While there hasn’t been much news around directory services in the last decade, we see new momentum in this area, driven by two challenges and both related to the “hyberconnected” enterprise that has to manage identities of consumer, things, devices etc. and their relationships.
One challenge is performance. Managing some thousand employees or even tens of thousands or a few hundred thousand is fairly different from managing tens of millions of customers, billions of things, or all the related devices. There have been some large deployments particularly in the consumer space, but right now this is moving from a specialized use case in few industries towards a standardized requirement of virtually any industry. Vendors propose various answers to that challenge. HDAP (Hadoop + LDAP), Cloud Directory Services, or just larger deployments of their COTS products. But what does it really need?

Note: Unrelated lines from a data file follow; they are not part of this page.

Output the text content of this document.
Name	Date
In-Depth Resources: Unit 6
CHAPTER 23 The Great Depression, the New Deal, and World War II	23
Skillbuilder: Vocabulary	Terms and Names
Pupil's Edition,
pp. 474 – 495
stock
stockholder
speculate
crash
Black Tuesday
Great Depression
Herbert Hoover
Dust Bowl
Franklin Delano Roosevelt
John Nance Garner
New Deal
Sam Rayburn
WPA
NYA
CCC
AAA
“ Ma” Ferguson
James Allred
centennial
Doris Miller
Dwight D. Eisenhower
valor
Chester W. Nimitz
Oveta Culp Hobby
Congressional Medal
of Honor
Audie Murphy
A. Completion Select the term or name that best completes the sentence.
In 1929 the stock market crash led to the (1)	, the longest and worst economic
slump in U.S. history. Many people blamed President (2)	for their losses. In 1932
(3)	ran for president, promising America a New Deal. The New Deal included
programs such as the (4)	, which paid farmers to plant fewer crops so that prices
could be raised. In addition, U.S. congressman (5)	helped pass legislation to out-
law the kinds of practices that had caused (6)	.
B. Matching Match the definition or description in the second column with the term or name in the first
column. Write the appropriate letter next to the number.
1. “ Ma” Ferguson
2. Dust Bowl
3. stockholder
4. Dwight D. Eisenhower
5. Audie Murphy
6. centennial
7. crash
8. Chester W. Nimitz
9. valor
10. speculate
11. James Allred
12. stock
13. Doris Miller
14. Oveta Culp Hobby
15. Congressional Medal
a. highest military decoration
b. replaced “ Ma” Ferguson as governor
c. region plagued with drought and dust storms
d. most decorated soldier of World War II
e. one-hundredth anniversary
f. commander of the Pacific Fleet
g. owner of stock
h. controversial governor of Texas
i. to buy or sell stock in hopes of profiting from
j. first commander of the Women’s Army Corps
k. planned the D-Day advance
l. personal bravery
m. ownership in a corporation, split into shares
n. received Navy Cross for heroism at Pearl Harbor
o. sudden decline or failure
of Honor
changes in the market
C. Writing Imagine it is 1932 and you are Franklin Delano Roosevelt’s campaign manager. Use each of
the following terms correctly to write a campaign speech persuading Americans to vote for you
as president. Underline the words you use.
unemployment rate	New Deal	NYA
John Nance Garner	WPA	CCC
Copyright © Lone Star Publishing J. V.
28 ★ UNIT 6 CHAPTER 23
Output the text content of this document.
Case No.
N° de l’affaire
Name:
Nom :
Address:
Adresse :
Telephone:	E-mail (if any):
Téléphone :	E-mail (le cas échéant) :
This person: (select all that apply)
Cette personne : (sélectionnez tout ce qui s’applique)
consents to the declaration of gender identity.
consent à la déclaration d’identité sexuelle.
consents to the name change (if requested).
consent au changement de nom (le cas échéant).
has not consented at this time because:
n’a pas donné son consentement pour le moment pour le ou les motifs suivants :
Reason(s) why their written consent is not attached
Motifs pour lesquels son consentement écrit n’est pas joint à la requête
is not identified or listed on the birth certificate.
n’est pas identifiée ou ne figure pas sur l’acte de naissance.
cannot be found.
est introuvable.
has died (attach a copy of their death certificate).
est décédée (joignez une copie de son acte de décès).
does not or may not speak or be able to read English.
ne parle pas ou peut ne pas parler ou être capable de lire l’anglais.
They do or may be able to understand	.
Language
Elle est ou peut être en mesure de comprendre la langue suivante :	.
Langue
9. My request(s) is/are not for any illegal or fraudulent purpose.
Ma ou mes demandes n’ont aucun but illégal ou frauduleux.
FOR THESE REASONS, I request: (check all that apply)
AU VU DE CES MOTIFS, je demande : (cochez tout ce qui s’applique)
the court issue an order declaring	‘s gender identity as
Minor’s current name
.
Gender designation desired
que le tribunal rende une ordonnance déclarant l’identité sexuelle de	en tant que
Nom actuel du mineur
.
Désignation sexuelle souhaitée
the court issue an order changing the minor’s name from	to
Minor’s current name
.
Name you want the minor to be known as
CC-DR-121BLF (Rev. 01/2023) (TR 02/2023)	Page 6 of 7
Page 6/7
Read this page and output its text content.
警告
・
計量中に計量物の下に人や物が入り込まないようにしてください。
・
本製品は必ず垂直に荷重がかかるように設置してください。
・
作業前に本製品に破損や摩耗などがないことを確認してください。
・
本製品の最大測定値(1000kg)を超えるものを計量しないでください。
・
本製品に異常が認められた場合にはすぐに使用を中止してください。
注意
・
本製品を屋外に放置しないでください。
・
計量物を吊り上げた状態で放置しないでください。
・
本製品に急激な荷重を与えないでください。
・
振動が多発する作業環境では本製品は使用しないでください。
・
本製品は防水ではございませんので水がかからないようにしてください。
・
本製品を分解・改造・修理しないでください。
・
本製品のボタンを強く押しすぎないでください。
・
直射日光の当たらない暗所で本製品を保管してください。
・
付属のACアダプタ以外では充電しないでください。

The other challenge are data models. LDAP, being derived from X.500 DAP, has its roots in phone directories. It has a rather inflexible data model. When looking at the broad variety of identities to manage, beyond humans, and theire complex relationships, the question arises whether the LDAP data model is good enough for the future. Some vendors already decided against LDAP as the core of their directory data model. But what does it really need?
In this panel, both the challenge of performance and of data models will be discussed in depth. Is LDAP still the future or do we need something different? Will there be new REST-based standards or will we end up with proprietary approaches?